Quando eu fiz isso ela olhou para mim com uma expressão de arrependimento e surpresa, mas logo voltou a olhar o livro quando eu comecei a encará-la. E o pai dela parecia um pouco surpreso pelo fato de eu saber falar alemão.

— Nun, ich muss gehen. – "Bem, tenho que ir." – Disse o pai dela. – Aber wenn du willst lasse ich dir bleiben für Mischa, sich besser kennenzulernen. Sie schätzen, einen freund. – "Mas se quiser eu deixo a Mischa ficar para vocês se conhecerem melhor, ela vai gostar de ter uma amiga." — Ele parecia falar sério, uma sensação sombria e alegre rondava meu espírito.
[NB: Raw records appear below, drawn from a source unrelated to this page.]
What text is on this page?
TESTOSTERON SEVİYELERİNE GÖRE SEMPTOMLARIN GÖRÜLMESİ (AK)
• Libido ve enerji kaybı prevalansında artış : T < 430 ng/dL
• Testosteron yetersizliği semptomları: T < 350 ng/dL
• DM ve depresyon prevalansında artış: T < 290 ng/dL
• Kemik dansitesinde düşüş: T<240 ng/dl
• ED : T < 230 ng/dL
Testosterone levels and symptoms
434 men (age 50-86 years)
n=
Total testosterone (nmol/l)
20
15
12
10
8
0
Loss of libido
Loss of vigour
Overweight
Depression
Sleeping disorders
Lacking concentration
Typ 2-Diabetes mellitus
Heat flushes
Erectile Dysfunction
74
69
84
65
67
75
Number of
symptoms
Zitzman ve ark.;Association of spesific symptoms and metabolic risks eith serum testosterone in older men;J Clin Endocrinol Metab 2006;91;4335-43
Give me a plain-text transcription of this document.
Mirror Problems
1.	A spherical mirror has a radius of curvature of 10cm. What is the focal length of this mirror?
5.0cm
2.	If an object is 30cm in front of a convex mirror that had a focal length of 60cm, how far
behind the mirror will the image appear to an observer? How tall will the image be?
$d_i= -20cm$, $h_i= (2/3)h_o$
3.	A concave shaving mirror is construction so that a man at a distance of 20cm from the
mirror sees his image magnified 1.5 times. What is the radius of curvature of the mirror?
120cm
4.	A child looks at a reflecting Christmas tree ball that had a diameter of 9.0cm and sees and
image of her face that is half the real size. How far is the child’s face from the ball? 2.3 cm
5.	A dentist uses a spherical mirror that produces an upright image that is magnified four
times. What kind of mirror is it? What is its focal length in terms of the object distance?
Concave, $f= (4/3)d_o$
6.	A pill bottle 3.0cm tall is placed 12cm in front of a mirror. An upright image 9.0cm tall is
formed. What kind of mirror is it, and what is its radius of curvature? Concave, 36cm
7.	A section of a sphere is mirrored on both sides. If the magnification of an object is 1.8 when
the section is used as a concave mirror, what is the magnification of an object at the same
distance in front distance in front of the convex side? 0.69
Eu achei muito boa a ideia, mas não sei se ela aceitaria ficar.

— Ich fand diese idee interessant, aber was Mischa denken? – "Eu achei interessante essa ideia, mas o que a Mischa acha?"– Eu olhei para ela, contendo minha ansiedade.

— Ich bleibe, dad. – "Eu permaneço, pai." Ela falou sem ao menos olhar meu rosto, somente virou-se para o pai e balbuciou as palavras com uma expressão indiferente. Mas eu me senti um pouco feliz, era inexplicável. Só que nessa hora tive que acompanhá-lo até a porta de entrada e quando voltei Mischa não estava mais no mesmo lugar, então fui conversar com minha avó.

A família de Mischa ficaria hospedada em um hotel luxuoso da cidade. Oma – avó em alemão – Catarina contou-me que o homem com qual eu falei era filho da minha tia avó, e este se chamava Max Spyer. Ele se casara com uma modelo russa muito bonita, Nina Volkova, que deu à luz a Mischa. Um dia, porém, ela teve uma depressão pós-parto intensa e se suicidou antes que o marido voltasse do trabalho.

Foi uma tragédia: Nina pulou do quinto andar do prédio, o qual se localizava em um bairro nobre de Moscou, e estava sob efeito de remédios antidepressivos. Para que ela fosse para sempre lembrada, Mischa herdou também o seu sobrenome. O pai se casara com outra mulher, também russa, e, de acordo com alguns rumores, ela e Mischa viviam uma relação desarmônica. Fiquei conversando sobre isso com minha avó enquanto Mischa tomava banho, para que essa não escutasse. Porém, era provável que ela não soubesse português e era, logicamente, uma precaução paranoica minha.